Topological Photonics

Helical lattice structures effectively break time-reversal symmetry, which is required for the observation of topological protection of light.
Observation of the photonic scatter-free chiral edge state that is characteristic for topological insulation.

The most common degrees of freedom used for the description of a photonic system are frequency, wave vector, polarization and phase of the propagating light wave.

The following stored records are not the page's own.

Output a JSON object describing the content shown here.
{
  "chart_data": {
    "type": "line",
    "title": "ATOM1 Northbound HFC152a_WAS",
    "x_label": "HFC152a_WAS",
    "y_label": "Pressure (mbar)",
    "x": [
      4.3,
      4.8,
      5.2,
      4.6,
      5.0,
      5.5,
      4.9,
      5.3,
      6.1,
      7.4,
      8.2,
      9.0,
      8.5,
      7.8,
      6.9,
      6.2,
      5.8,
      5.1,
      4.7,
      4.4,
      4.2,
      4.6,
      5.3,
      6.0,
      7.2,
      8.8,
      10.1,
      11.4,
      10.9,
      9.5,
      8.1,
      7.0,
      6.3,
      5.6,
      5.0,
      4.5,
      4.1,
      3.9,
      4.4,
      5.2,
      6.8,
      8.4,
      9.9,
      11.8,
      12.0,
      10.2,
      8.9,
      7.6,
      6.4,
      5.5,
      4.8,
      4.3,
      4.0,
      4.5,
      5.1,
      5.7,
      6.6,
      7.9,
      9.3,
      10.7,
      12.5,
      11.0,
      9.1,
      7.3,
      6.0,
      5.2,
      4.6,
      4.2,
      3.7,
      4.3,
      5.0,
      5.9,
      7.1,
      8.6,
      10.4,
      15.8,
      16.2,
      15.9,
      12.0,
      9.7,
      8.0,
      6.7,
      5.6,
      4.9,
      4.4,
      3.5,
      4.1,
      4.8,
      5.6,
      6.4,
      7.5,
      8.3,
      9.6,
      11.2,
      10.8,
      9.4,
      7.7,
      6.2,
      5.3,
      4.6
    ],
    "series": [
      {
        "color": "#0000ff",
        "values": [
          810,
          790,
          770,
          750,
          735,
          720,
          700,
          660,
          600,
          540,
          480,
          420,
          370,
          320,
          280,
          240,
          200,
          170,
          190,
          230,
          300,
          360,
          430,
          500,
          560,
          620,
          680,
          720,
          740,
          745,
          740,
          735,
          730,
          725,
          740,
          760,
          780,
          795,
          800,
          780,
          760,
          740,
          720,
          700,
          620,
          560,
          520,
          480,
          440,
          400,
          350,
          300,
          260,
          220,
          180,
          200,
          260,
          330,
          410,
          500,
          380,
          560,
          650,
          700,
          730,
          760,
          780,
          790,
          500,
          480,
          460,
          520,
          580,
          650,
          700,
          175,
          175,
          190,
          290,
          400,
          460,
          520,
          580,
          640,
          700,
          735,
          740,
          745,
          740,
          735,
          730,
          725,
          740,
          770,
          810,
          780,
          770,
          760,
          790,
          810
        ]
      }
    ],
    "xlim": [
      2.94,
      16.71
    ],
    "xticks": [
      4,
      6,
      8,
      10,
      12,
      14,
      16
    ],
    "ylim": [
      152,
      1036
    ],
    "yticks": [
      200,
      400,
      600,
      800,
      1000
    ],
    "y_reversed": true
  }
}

However, in the last few years a new degree of freedom entered photonics: Topology – a property of photonic materials that relates to the global structure of their frequency dispersions – has been emerging as another indispensable ingredient, opening a path forward to the discovery of fundamentally new states of light and possibly revolutionary applications, including photonic circuitry less dependent on isolators and slow light insensitive to disorder.

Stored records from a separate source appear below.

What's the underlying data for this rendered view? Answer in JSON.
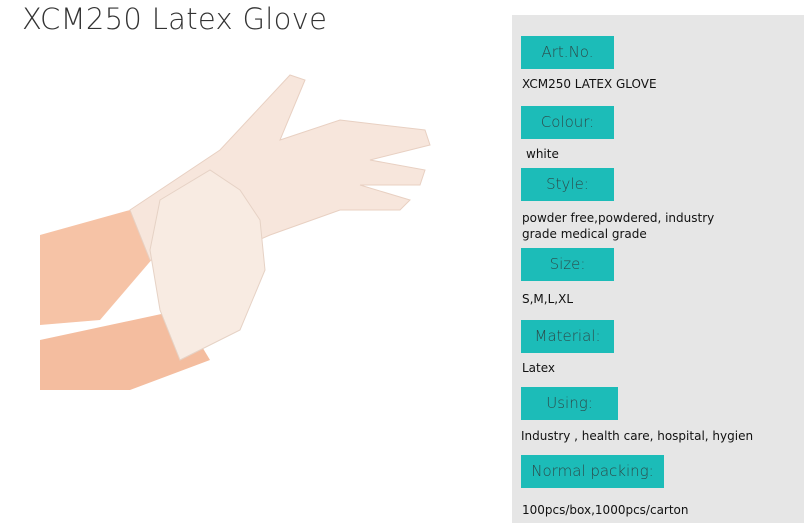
{
  "title": "XCM250 Latex Glove",
  "colors": {
    "label_bg": "#1cbcb8",
    "panel_bg": "#e6e6e6"
  },
  "specs": [
    {
      "label": "Art.No.",
      "value": "XCM250  LATEX GLOVE"
    },
    {
      "label": "Colour:",
      "value": "white"
    },
    {
      "label": "Style:",
      "value": "powder free,powdered, industry grade medical grade"
    },
    {
      "label": "Size:",
      "value": "S,M,L,XL"
    },
    {
      "label": "Material:",
      "value": "Latex"
    },
    {
      "label": "Using:",
      "value": "Industry , health care, hospital, hygien"
    },
    {
      "label": "Normal packing:",
      "value": "100pcs/box,1000pcs/carton"
    }
  ]
}
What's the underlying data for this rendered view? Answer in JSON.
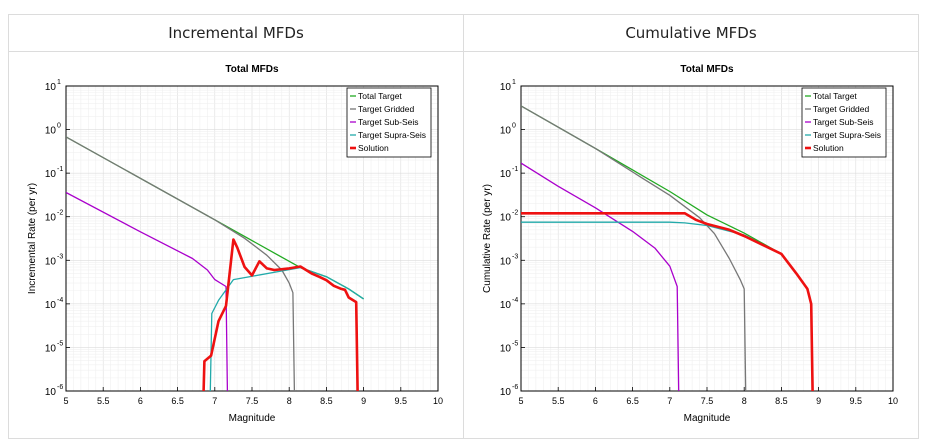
{
  "panels": [
    {
      "id": "incremental",
      "header": "Incremental MFDs"
    },
    {
      "id": "cumulative",
      "header": "Cumulative MFDs"
    }
  ],
  "chart_data": [
    {
      "type": "line",
      "title": "Total MFDs",
      "xlabel": "Magnitude",
      "ylabel": "Incremental Rate (per yr)",
      "xlim": [
        5,
        10
      ],
      "ylim": [
        1e-06,
        10
      ],
      "yscale": "log",
      "grid": true,
      "legend_position": "top-right",
      "x_ticks": [
        "5",
        "5.5",
        "6",
        "6.5",
        "7",
        "7.5",
        "8",
        "8.5",
        "9",
        "9.5",
        "10"
      ],
      "y_ticks": [
        {
          "base": "10",
          "exp": "1"
        },
        {
          "base": "10",
          "exp": "0"
        },
        {
          "base": "10",
          "exp": "-1"
        },
        {
          "base": "10",
          "exp": "-2"
        },
        {
          "base": "10",
          "exp": "-3"
        },
        {
          "base": "10",
          "exp": "-4"
        },
        {
          "base": "10",
          "exp": "-5"
        },
        {
          "base": "10",
          "exp": "-6"
        }
      ],
      "series": [
        {
          "name": "Total Target",
          "color": "#22aa22",
          "width": 1.3,
          "points": [
            [
              5.0,
              0.68
            ],
            [
              7.0,
              0.0085
            ],
            [
              8.15,
              0.00068
            ],
            [
              8.5,
              0.00042
            ],
            [
              8.8,
              0.00022
            ],
            [
              9.0,
              0.00013
            ]
          ]
        },
        {
          "name": "Target Gridded",
          "color": "#777777",
          "width": 1.3,
          "points": [
            [
              5.0,
              0.68
            ],
            [
              7.0,
              0.0085
            ],
            [
              7.4,
              0.0032
            ],
            [
              7.7,
              0.0013
            ],
            [
              7.9,
              0.0006
            ],
            [
              8.0,
              0.0003
            ],
            [
              8.05,
              0.00018
            ],
            [
              8.07,
              1e-06
            ]
          ]
        },
        {
          "name": "Target Sub-Seis",
          "color": "#aa00cc",
          "width": 1.3,
          "points": [
            [
              5.0,
              0.036
            ],
            [
              6.0,
              0.0045
            ],
            [
              6.7,
              0.0011
            ],
            [
              6.9,
              0.0006
            ],
            [
              7.0,
              0.00036
            ],
            [
              7.15,
              0.00025
            ],
            [
              7.17,
              1e-06
            ]
          ]
        },
        {
          "name": "Target Supra-Seis",
          "color": "#22aaaa",
          "width": 1.3,
          "points": [
            [
              6.94,
              1e-06
            ],
            [
              6.96,
              6e-05
            ],
            [
              7.05,
              0.00012
            ],
            [
              7.25,
              0.00036
            ],
            [
              8.15,
              0.00068
            ],
            [
              8.5,
              0.00042
            ],
            [
              8.8,
              0.00022
            ],
            [
              9.0,
              0.00013
            ]
          ]
        },
        {
          "name": "Solution",
          "color": "#ee1111",
          "width": 2.6,
          "points": [
            [
              6.85,
              1e-06
            ],
            [
              6.86,
              4.8e-06
            ],
            [
              6.95,
              6.5e-06
            ],
            [
              7.05,
              4e-05
            ],
            [
              7.15,
              9e-05
            ],
            [
              7.25,
              0.003
            ],
            [
              7.3,
              0.002
            ],
            [
              7.4,
              0.0007
            ],
            [
              7.5,
              0.00045
            ],
            [
              7.6,
              0.00095
            ],
            [
              7.7,
              0.00065
            ],
            [
              7.8,
              0.0006
            ],
            [
              8.0,
              0.00065
            ],
            [
              8.15,
              0.00072
            ],
            [
              8.3,
              0.0005
            ],
            [
              8.4,
              0.00042
            ],
            [
              8.5,
              0.00035
            ],
            [
              8.6,
              0.00026
            ],
            [
              8.7,
              0.00022
            ],
            [
              8.75,
              0.00021
            ],
            [
              8.8,
              0.00014
            ],
            [
              8.9,
              0.00011
            ],
            [
              8.92,
              1e-06
            ]
          ]
        }
      ]
    },
    {
      "type": "line",
      "title": "Total MFDs",
      "xlabel": "Magnitude",
      "ylabel": "Cumulative Rate (per yr)",
      "xlim": [
        5,
        10
      ],
      "ylim": [
        1e-06,
        10
      ],
      "yscale": "log",
      "grid": true,
      "legend_position": "top-right",
      "x_ticks": [
        "5",
        "5.5",
        "6",
        "6.5",
        "7",
        "7.5",
        "8",
        "8.5",
        "9",
        "9.5",
        "10"
      ],
      "y_ticks": [
        {
          "base": "10",
          "exp": "1"
        },
        {
          "base": "10",
          "exp": "0"
        },
        {
          "base": "10",
          "exp": "-1"
        },
        {
          "base": "10",
          "exp": "-2"
        },
        {
          "base": "10",
          "exp": "-3"
        },
        {
          "base": "10",
          "exp": "-4"
        },
        {
          "base": "10",
          "exp": "-5"
        },
        {
          "base": "10",
          "exp": "-6"
        }
      ],
      "series": [
        {
          "name": "Total Target",
          "color": "#22aa22",
          "width": 1.3,
          "points": [
            [
              5.0,
              3.5
            ],
            [
              6.0,
              0.37
            ],
            [
              7.0,
              0.038
            ],
            [
              7.5,
              0.011
            ],
            [
              8.0,
              0.0042
            ],
            [
              8.5,
              0.0014
            ],
            [
              8.7,
              0.0005
            ],
            [
              8.85,
              0.00022
            ],
            [
              8.9,
              0.0001
            ],
            [
              8.92,
              1e-06
            ]
          ]
        },
        {
          "name": "Target Gridded",
          "color": "#777777",
          "width": 1.3,
          "points": [
            [
              5.0,
              3.5
            ],
            [
              6.0,
              0.37
            ],
            [
              6.6,
              0.083
            ],
            [
              7.0,
              0.031
            ],
            [
              7.4,
              0.0095
            ],
            [
              7.6,
              0.0041
            ],
            [
              7.8,
              0.0011
            ],
            [
              7.95,
              0.00035
            ],
            [
              8.0,
              0.00022
            ],
            [
              8.02,
              1e-06
            ]
          ]
        },
        {
          "name": "Target Sub-Seis",
          "color": "#aa00cc",
          "width": 1.3,
          "points": [
            [
              5.0,
              0.17
            ],
            [
              5.5,
              0.05
            ],
            [
              6.0,
              0.016
            ],
            [
              6.5,
              0.0046
            ],
            [
              6.8,
              0.0019
            ],
            [
              7.0,
              0.00073
            ],
            [
              7.1,
              0.00025
            ],
            [
              7.12,
              1e-06
            ]
          ]
        },
        {
          "name": "Target Supra-Seis",
          "color": "#22aaaa",
          "width": 1.3,
          "points": [
            [
              5.0,
              0.0075
            ],
            [
              7.0,
              0.0075
            ],
            [
              7.2,
              0.0072
            ],
            [
              7.5,
              0.0063
            ],
            [
              8.0,
              0.0038
            ],
            [
              8.5,
              0.0014
            ],
            [
              8.7,
              0.0005
            ],
            [
              8.85,
              0.00022
            ],
            [
              8.9,
              0.0001
            ],
            [
              8.92,
              1e-06
            ]
          ]
        },
        {
          "name": "Solution",
          "color": "#ee1111",
          "width": 2.6,
          "points": [
            [
              5.0,
              0.012
            ],
            [
              7.2,
              0.012
            ],
            [
              7.35,
              0.0085
            ],
            [
              7.5,
              0.0068
            ],
            [
              7.8,
              0.005
            ],
            [
              8.0,
              0.0036
            ],
            [
              8.5,
              0.0014
            ],
            [
              8.7,
              0.0005
            ],
            [
              8.85,
              0.00022
            ],
            [
              8.9,
              0.0001
            ],
            [
              8.92,
              1e-06
            ]
          ]
        }
      ]
    }
  ]
}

Based on laser-written photonic waveguide lattices  [J. Phys. B 43, 163001 (2010)], we investigate the impact of topological quantities on the evolution of light. Recent results include the first demonstration of topological insulation of light [Nature 496, 196 (2013)], the first realization of demonstration of the topological creation and destruction of edge modes [Phys. Rev. Lett. 111, 103901 (2013)], in-band localized modes [Phys. Rev. Lett. 114, 245503 (2015)], the first demonstration of novel edge states in the graphene geometry [Nature Mater. 13, 57 (2014)], hopping kinks for arbitrary Z2-gauge transformations [Phys. Rev. Lett. 116(21), 213901 (2016)], the first demonstration of anomalous topological insulators [Nature Commun. 8, 13756 (2017)] and the first realization of a topological Anderson insulator [Nature 560, 461-465 (2018)], of a photonic topological insulator with fermionic time-reversal symmetry  [Nature Mater. 19, 855–860 (2020)], and of a topological insulator with synthetic dimensions  [Nature 567, 356 (2019)].

Notably, we expand our work also to the non-Hermitian regime [Phys. Rev. Lett. 113, 123903 (2014)], where we showed how to extract topological quantities from the evolution of a wave packet [Phys. Rev. Lett. 115, 040402 (2015)], and even the first PT-symmetric topological interface state [Nature Mater. 16, 433 (2017)]. Only recently we demonstrated a topological funnel for light [Science 368, 311 (2020)].